Tudo começou com os temporais, eles chegavam de repente, e duravam o tempo exato de fazer aquela destruição que é passível de ser ignorada, é possível negá-la no dia seguinte com qualquer justificativa plausível, afinal ela não vinha sempre, e eventualmente partia.

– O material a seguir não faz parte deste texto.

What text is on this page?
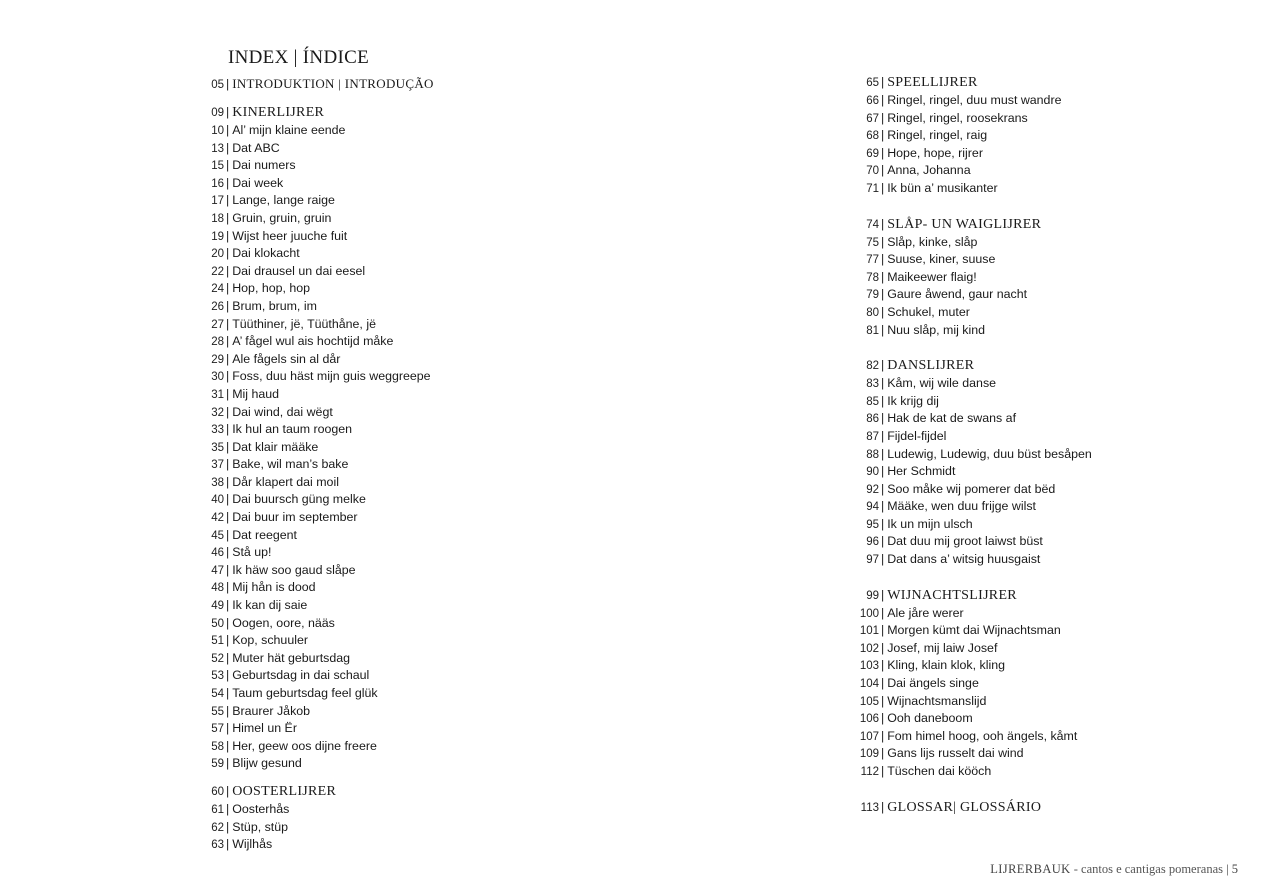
INDEX | ÍNDICE
05 | INTRODUKTION | INTRODUÇÃO
09 | KINERLIJRER
10 | Al’ mijn klaine eende
13 | Dat ABC
15 | Dai numers
16 | Dai week
17 | Lange, lange raige
18 | Gruin, gruin, gruin
19 | Wijst heer juuche fuit
20 | Dai klokacht
22 | Dai drausel un dai eesel
24 | Hop, hop, hop
26 | Brum, brum, im
27 | Tüüthiner, jë, Tüüthåne, jë
28 | A’ fågel wul ais hochtijd måke
29 | Ale fågels sin al dår
30 | Foss, duu häst mijn guis weggreepe
31 | Mij haud
32 | Dai wind, dai wëgt
33 | Ik hul an taum roogen
35 | Dat klair määke
37 | Bake, wil man’s bake
38 | Dår klapert dai moil
40 | Dai buursch güng melke
42 | Dai buur im september
45 | Dat reegent
46 | Stå up!
47 | Ik häw soo gaud slåpe
48 | Mij hån is dood
49 | Ik kan dij saie
50 | Oogen, oore, nääs
51 | Kop, schuuler
52 | Muter hät geburtsdag
53 | Geburtsdag in dai schaul
54 | Taum geburtsdag feel glük
55 | Braurer Jåkob
57 | Himel un Ër
58 | Her, geew oos dijne freere
59 | Blijw gesund
60 | OOSTERLIJRER
61 | Oosterhås
62 | Stüp, stüp
63 | Wijlhås
65 | SPEELLIJRER
66 | Ringel, ringel, duu must wandre
67 | Ringel, ringel, roosekrans
68 | Ringel, ringel, raig
69 | Hope, hope, rijrer
70 | Anna, Johanna
71 | Ik bün a’ musikanter
74 | SLÅP- UN WAIGLIJRER
75 | Slåp, kinke, slåp
77 | Suuse, kiner, suuse
78 | Maikeewer flaig!
79 | Gaure åwend, gaur nacht
80 | Schukel, muter
81 | Nuu slåp, mij kind
82 | DANSLIJRER
83 | Kåm, wij wile danse
85 | Ik krijg dij
86 | Hak de kat de swans af
87 | Fijdel-fijdel
88 | Ludewig, Ludewig, duu büst besåpen
90 | Her Schmidt
92 | Soo måke wij pomerer dat bëd
94 | Määke, wen duu frijge wilst
95 | Ik un mijn ulsch
96 | Dat duu mij groot laiwst büst
97 | Dat dans a’ witsig huusgaist
99 | WIJNACHTSLIJRER
100 | Ale jåre werer
101 | Morgen kümt dai Wijnachtsman
102 | Josef, mij laiw Josef
103 | Kling, klain klok, kling
104 | Dai ängels singe
105 | Wijnachtsmanslijd
106 | Ooh daneboom
107 | Fom himel hoog, ooh ängels, kåmt
109 | Gans lijs russelt dai wind
112 | Tüschen dai kööch
113 | GLOSSAR| GLOSSÁRIO
LIJRERBAUK - cantos e cantigas pomeranas | 5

Depois caíram os muros, quando as raízes das árvores não aguentaram os abalos da vida e elas despencaram, levaram tudo junto, todos os limites e barreiras, todas as cercas e só deixaram as serras elétricas, dando conta do que restou dos tocos, dos ocos que sobraram ao redor.
Depois eles vieram.
Eles surgiram das sombras
Dos nossos escombros mais escondidos
Eles chegaram armados com toda a violência, agressividade e dor que tentávamos esconder enquanto roubávamos um sorriso que não nos pertencia, pelo menos não o tempo todo.
Eles encontraram seu espaço de entrada nas nossas brechas, nas nossas bregas e medíocres contradições, nas nossas arrogâncias e nos defeitos bobos, nos nossos buracos e vazios, nos silêncios de fim de tarde ou nos gritos do fim do dia.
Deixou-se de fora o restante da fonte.